You see, the details of life and making are what is real; those are the things that matter. It is all a massive and insane confluence of tiny events; this is as true for a career as it is for any particular quilt. Each quilt is made up of a million choices made for a million reasons, and as such every single quilt matters. It does not, in the big scheme of things, matter if it is modern or traditional or hybrid or none of the above. Every single quilt matters and we need to revel in that. We need to revel in the absurdity that is our lives and the fact that we take the time to make these things (Kim wins at this, hands down).
At the same time I think we need to talk about these things, to understand them more deeply, to pay proper curtosy to these extraordinary objects, and that is where the framework comes in. We need words and ideas that guide us and aid us through our understanding, that help us put these quilts into context. If you’ve talked to me for more than two minutes you will know that I think context is everything, and when we strip quilts of their proper context (i.e. call something ancient modern just because we think it “looks modernish”) we are doing the quilts and ourselves a disservice, we are getting sucked into the imperialism of hindsight.

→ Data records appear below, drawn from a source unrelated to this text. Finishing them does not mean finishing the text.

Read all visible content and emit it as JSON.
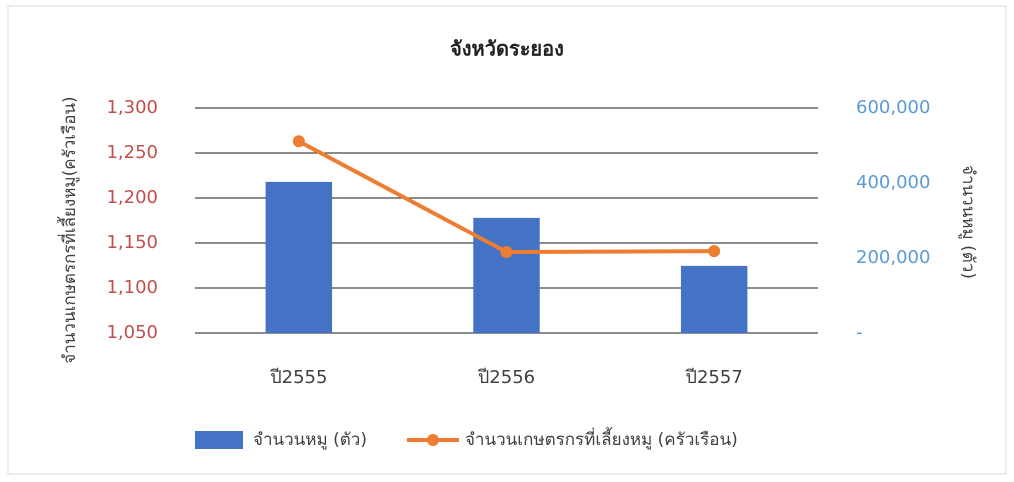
{
  "chart_data": {
    "type": "bar-line",
    "title": "จังหวัดระยอง",
    "ylabel": "จำนวนเกษตรกรที่เลี้ยงหมู(ครัวเรือน)",
    "y2label": "จำนวนหมู (ตัว)",
    "categories": [
      "ปี2555",
      "ปี2556",
      "ปี2557"
    ],
    "series": [
      {
        "name": "จำนวนหมู (ตัว)",
        "type": "bar",
        "color": "#4472c4",
        "axis": "y2",
        "values": [
          403000,
          307000,
          179000
        ]
      },
      {
        "name": "จำนวนเกษตรกรที่เลี้ยงหมู (ครัวเรือน)",
        "type": "line",
        "color": "#ed7d31",
        "axis": "y",
        "values": [
          1263,
          1140,
          1141
        ]
      }
    ],
    "ylim": [
      1050,
      1300
    ],
    "yticks": [
      {
        "value": 1050,
        "label": "1,050"
      },
      {
        "value": 1100,
        "label": "1,100"
      },
      {
        "value": 1150,
        "label": "1,150"
      },
      {
        "value": 1200,
        "label": "1,200"
      },
      {
        "value": 1250,
        "label": "1,250"
      },
      {
        "value": 1300,
        "label": "1,300"
      }
    ],
    "y2lim": [
      0,
      600000
    ],
    "y2ticks": [
      {
        "value": 0,
        "label": "-"
      },
      {
        "value": 200000,
        "label": "200,000"
      },
      {
        "value": 400000,
        "label": "400,000"
      },
      {
        "value": 600000,
        "label": "600,000"
      }
    ],
    "grid": true,
    "legend": "bottom"
  }
}
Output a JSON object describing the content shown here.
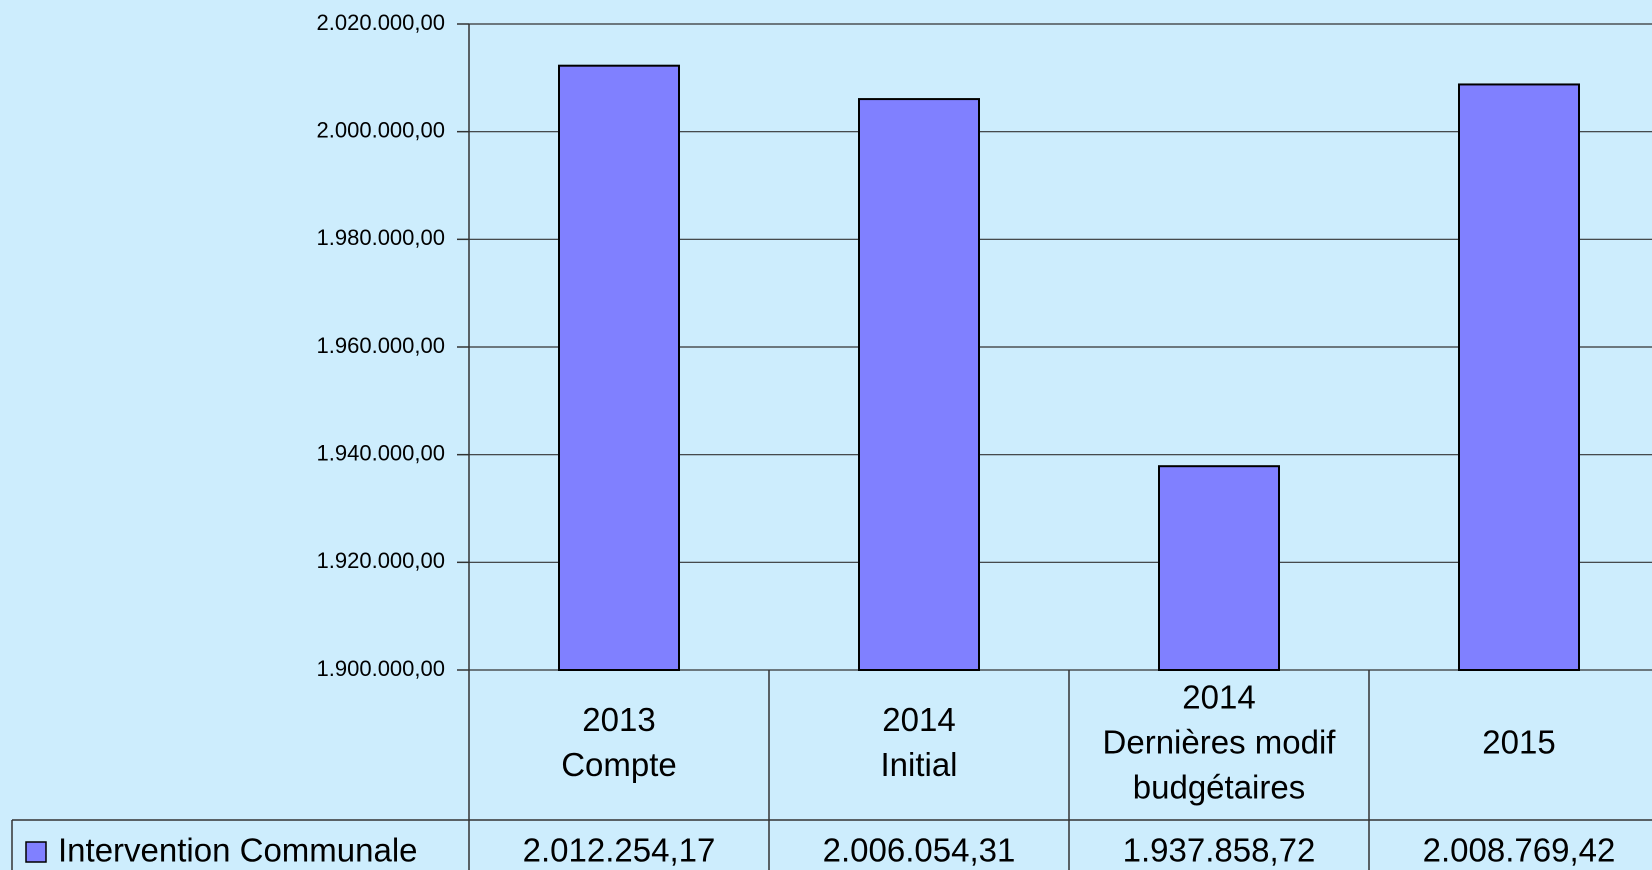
{
  "chart_data": {
    "type": "bar",
    "categories": [
      [
        "2013",
        "Compte"
      ],
      [
        "2014",
        "Initial"
      ],
      [
        "2014",
        "Dernières modif",
        "budgétaires"
      ],
      [
        "2015"
      ]
    ],
    "series": [
      {
        "name": "Intervention Communale",
        "color": "#8080ff",
        "values": [
          2012254.17,
          2006054.31,
          1937858.72,
          2008769.42
        ],
        "value_labels": [
          "2.012.254,17",
          "2.006.054,31",
          "1.937.858,72",
          "2.008.769,42"
        ]
      }
    ],
    "ylim": [
      1900000,
      2020000
    ],
    "yticks": [
      {
        "value": 1900000,
        "label": "1.900.000,00"
      },
      {
        "value": 1920000,
        "label": "1.920.000,00"
      },
      {
        "value": 1940000,
        "label": "1.940.000,00"
      },
      {
        "value": 1960000,
        "label": "1.960.000,00"
      },
      {
        "value": 1980000,
        "label": "1.980.000,00"
      },
      {
        "value": 2000000,
        "label": "2.000.000,00"
      },
      {
        "value": 2020000,
        "label": "2.020.000,00"
      }
    ],
    "grid": true
  }
}
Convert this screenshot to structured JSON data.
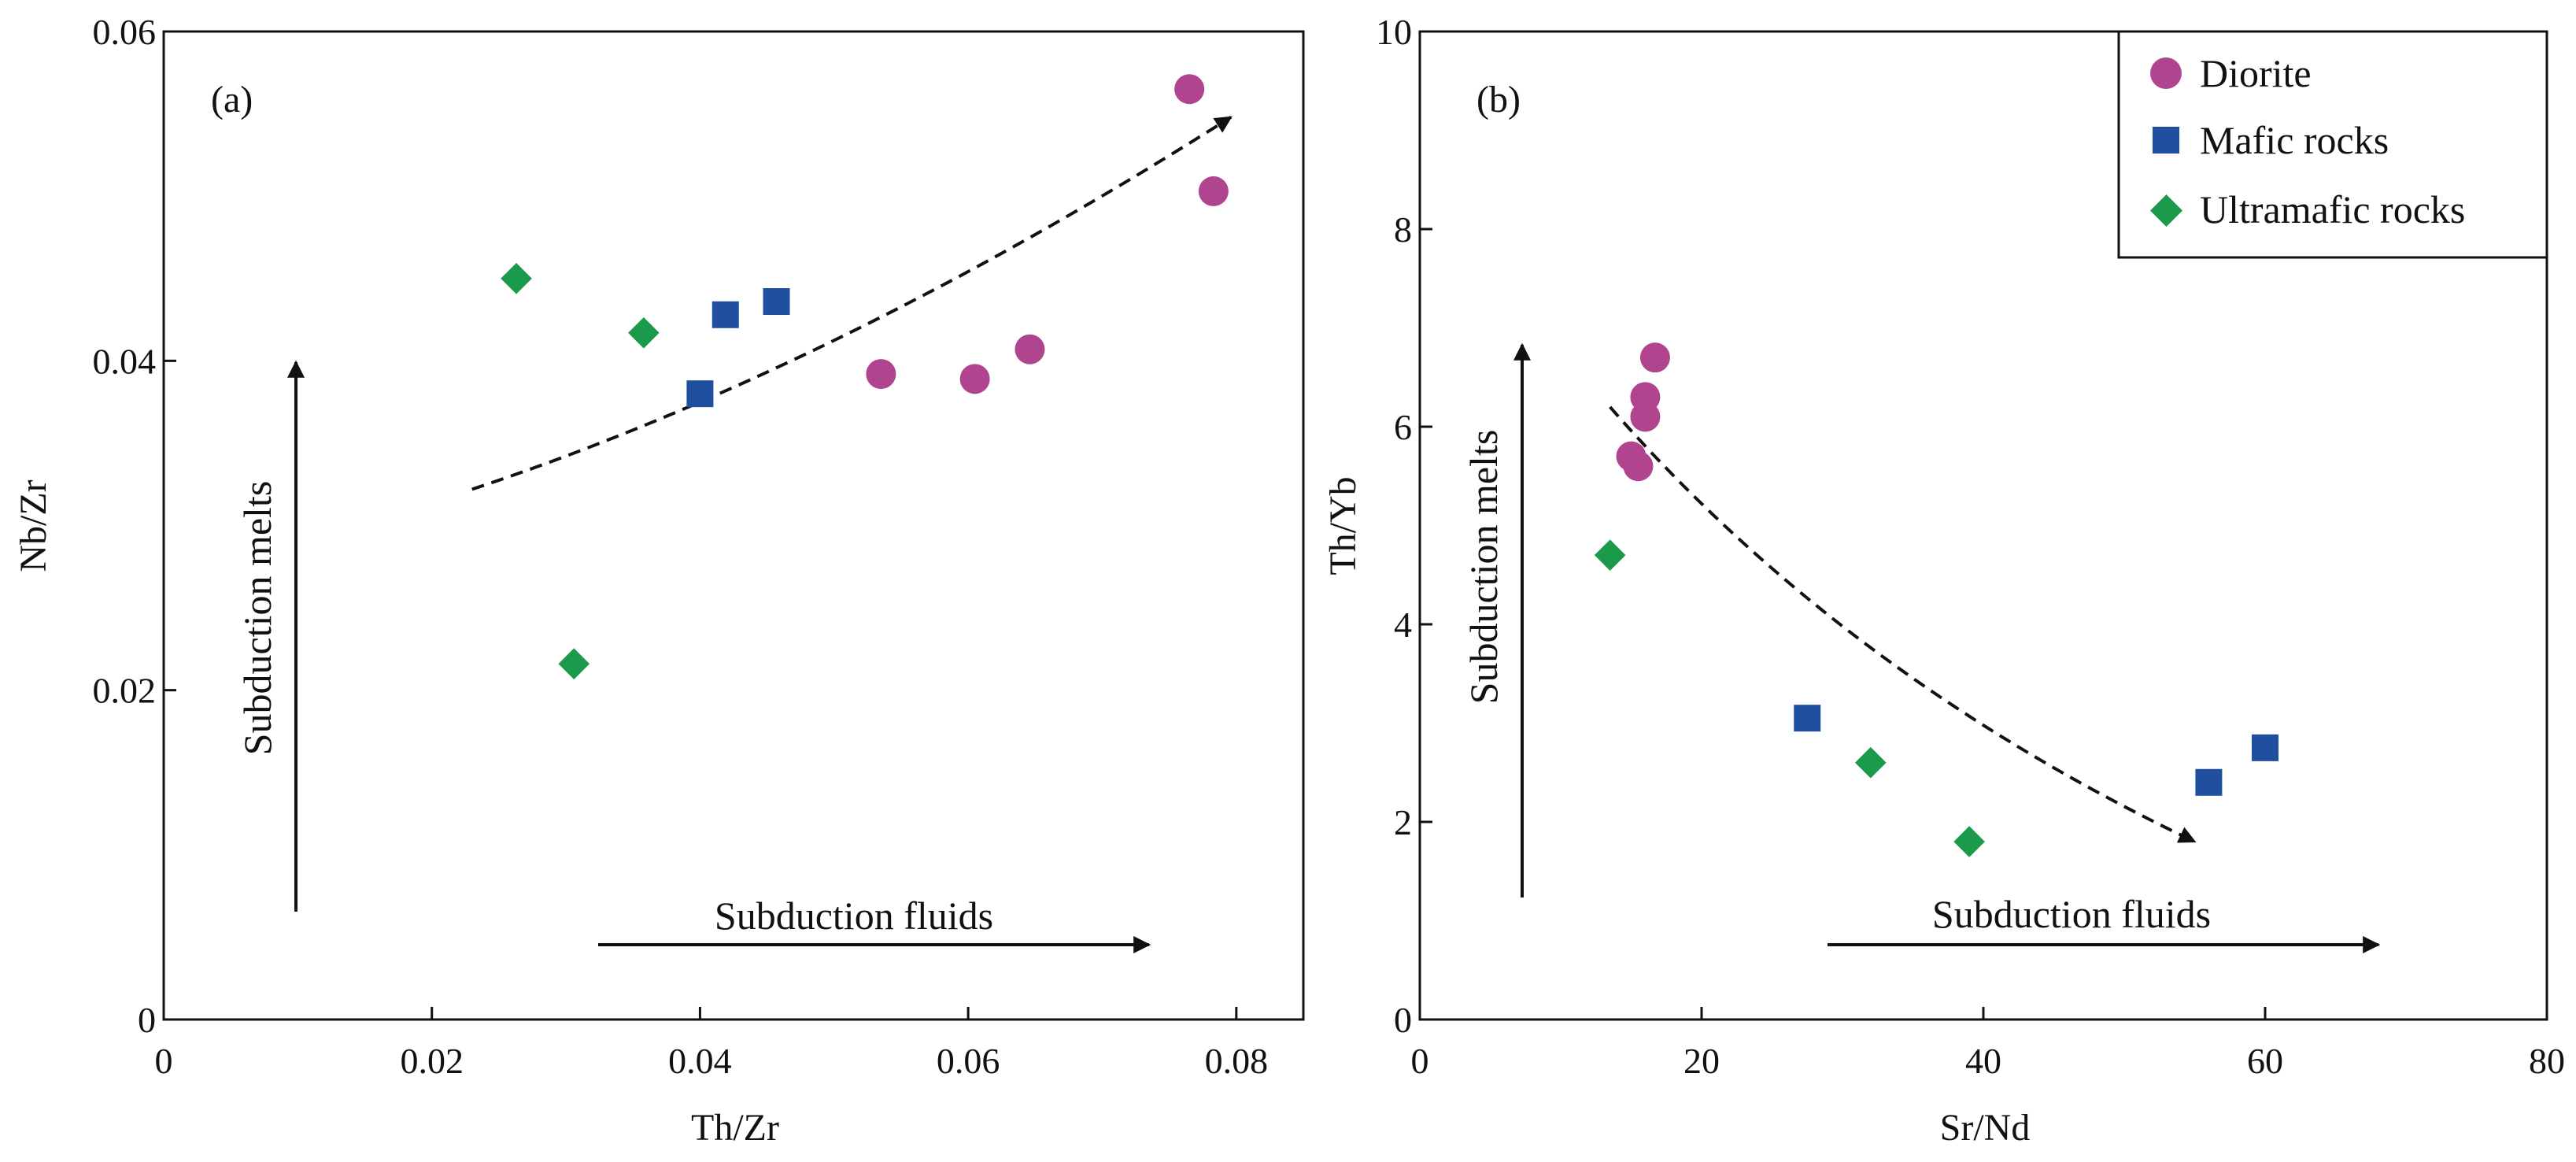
{
  "chart_data": [
    {
      "type": "scatter",
      "panel_label": "(a)",
      "xlabel": "Th/Zr",
      "ylabel": "Nb/Zr",
      "xlim": [
        0,
        0.085
      ],
      "ylim": [
        0,
        0.06
      ],
      "xticks": [
        0,
        0.02,
        0.04,
        0.06,
        0.08
      ],
      "xtick_labels": [
        "0",
        "0.02",
        "0.04",
        "0.06",
        "0.08"
      ],
      "yticks": [
        0,
        0.02,
        0.04,
        0.06
      ],
      "ytick_labels": [
        "0",
        "0.02",
        "0.04",
        "0.06"
      ],
      "series": [
        {
          "name": "Diorite",
          "marker": "circle",
          "color": "#B0448F",
          "points": [
            [
              0.0765,
              0.0565
            ],
            [
              0.0783,
              0.0503
            ],
            [
              0.0535,
              0.0392
            ],
            [
              0.0605,
              0.0389
            ],
            [
              0.0646,
              0.0407
            ]
          ]
        },
        {
          "name": "Mafic rocks",
          "marker": "square",
          "color": "#1F4F9E",
          "points": [
            [
              0.0419,
              0.0428
            ],
            [
              0.0457,
              0.0436
            ],
            [
              0.04,
              0.038
            ]
          ]
        },
        {
          "name": "Ultramafic rocks",
          "marker": "diamond",
          "color": "#1A9A4A",
          "points": [
            [
              0.0263,
              0.045
            ],
            [
              0.0358,
              0.0417
            ],
            [
              0.0306,
              0.0216
            ]
          ]
        }
      ],
      "trend_curve": [
        [
          0.023,
          0.0322
        ],
        [
          0.05,
          0.0395
        ],
        [
          0.0796,
          0.0548
        ]
      ],
      "annotations": {
        "vertical_arrow": "Subduction melts",
        "horizontal_arrow": "Subduction fluids"
      },
      "grid": false,
      "legend": "none"
    },
    {
      "type": "scatter",
      "panel_label": "(b)",
      "xlabel": "Sr/Nd",
      "ylabel": "Th/Yb",
      "xlim": [
        0,
        80
      ],
      "ylim": [
        0,
        10
      ],
      "xticks": [
        0,
        20,
        40,
        60,
        80
      ],
      "xtick_labels": [
        "0",
        "20",
        "40",
        "60",
        "80"
      ],
      "yticks": [
        0,
        2,
        4,
        6,
        8,
        10
      ],
      "ytick_labels": [
        "0",
        "2",
        "4",
        "6",
        "8",
        "10"
      ],
      "series": [
        {
          "name": "Diorite",
          "marker": "circle",
          "color": "#B0448F",
          "points": [
            [
              16.7,
              6.7
            ],
            [
              16.0,
              6.3
            ],
            [
              16.0,
              6.1
            ],
            [
              15.0,
              5.7
            ],
            [
              15.5,
              5.6
            ]
          ]
        },
        {
          "name": "Mafic rocks",
          "marker": "square",
          "color": "#1F4F9E",
          "points": [
            [
              27.5,
              3.05
            ],
            [
              56.0,
              2.4
            ],
            [
              60.0,
              2.75
            ]
          ]
        },
        {
          "name": "Ultramafic rocks",
          "marker": "diamond",
          "color": "#1A9A4A",
          "points": [
            [
              13.5,
              4.7
            ],
            [
              32.0,
              2.6
            ],
            [
              39.0,
              1.8
            ]
          ]
        }
      ],
      "trend_curve": [
        [
          13.5,
          6.2
        ],
        [
          30.0,
          3.5
        ],
        [
          55.0,
          1.8
        ]
      ],
      "annotations": {
        "vertical_arrow": "Subduction melts",
        "horizontal_arrow": "Subduction fluids"
      },
      "grid": false,
      "legend": "top-right"
    }
  ],
  "legend": {
    "items": [
      {
        "label": "Diorite",
        "marker": "circle",
        "color": "#B0448F"
      },
      {
        "label": "Mafic rocks",
        "marker": "square",
        "color": "#1F4F9E"
      },
      {
        "label": "Ultramafic rocks",
        "marker": "diamond",
        "color": "#1A9A4A"
      }
    ]
  }
}
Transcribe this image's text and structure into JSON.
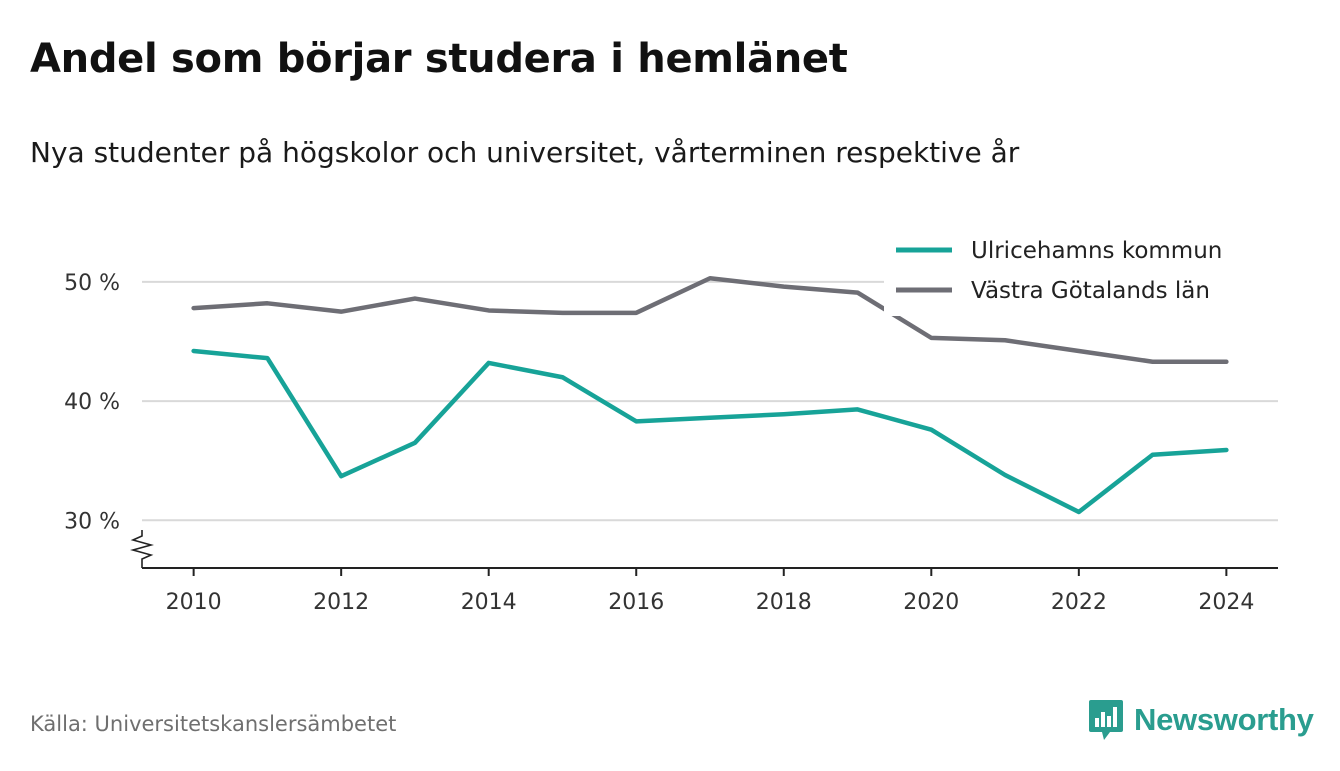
{
  "header": {
    "title": "Andel som börjar studera i hemlänet",
    "subtitle": "Nya studenter på högskolor och universitet, vårterminen respektive år"
  },
  "footer": {
    "source": "Källa: Universitetskanslersämbetet",
    "brand": "Newsworthy"
  },
  "colors": {
    "ulricehamn": "#17a398",
    "vastra_gotaland": "#6e6e75",
    "grid": "#d9d9d9",
    "axis": "#222222",
    "brand": "#2a9d8f"
  },
  "icons": {
    "logo": "bar-chart-speech-bubble-icon",
    "axis_break": "zigzag-axis-break-icon"
  },
  "chart_data": {
    "type": "line",
    "x": [
      2010,
      2011,
      2012,
      2013,
      2014,
      2015,
      2016,
      2017,
      2018,
      2019,
      2020,
      2021,
      2022,
      2023,
      2024
    ],
    "series": [
      {
        "name": "Ulricehamns kommun",
        "color": "#17a398",
        "values": [
          44.2,
          43.6,
          33.7,
          36.5,
          43.2,
          42.0,
          38.3,
          38.6,
          38.9,
          39.3,
          37.6,
          33.8,
          30.7,
          35.5,
          35.9
        ]
      },
      {
        "name": "Västra Götalands län",
        "color": "#6e6e75",
        "values": [
          47.8,
          48.2,
          47.5,
          48.6,
          47.6,
          47.4,
          47.4,
          50.3,
          49.6,
          49.1,
          45.3,
          45.1,
          44.2,
          43.3,
          43.3
        ]
      }
    ],
    "yticks": [
      30,
      40,
      50
    ],
    "ytick_labels": [
      "30 %",
      "40 %",
      "50 %"
    ],
    "xticks": [
      2010,
      2012,
      2014,
      2016,
      2018,
      2020,
      2022,
      2024
    ],
    "xtick_labels": [
      "2010",
      "2012",
      "2014",
      "2016",
      "2018",
      "2020",
      "2022",
      "2024"
    ],
    "ylim": [
      26,
      52
    ],
    "xlim": [
      2009.3,
      2024.7
    ],
    "grid": true,
    "legend_position": "top-right",
    "axis_break": true
  }
}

And the same thing happens with the things we do now. When we use a term to placate our egos or because it seems like the thing to do we ignore the reality of our own practice; we strip ourselves our profoundly genuine stories. We reduce ourselves to generics, copies of a style or a movement that was never meant to be copied. The framework is never the thing, but that does not mean that the framework is not important. I am seriously invested in the idea and discussion of modern quilting, the questions surrounding why quilting indeed matters now, but that should never be confused with the simple yet profound question of what to make today, and why.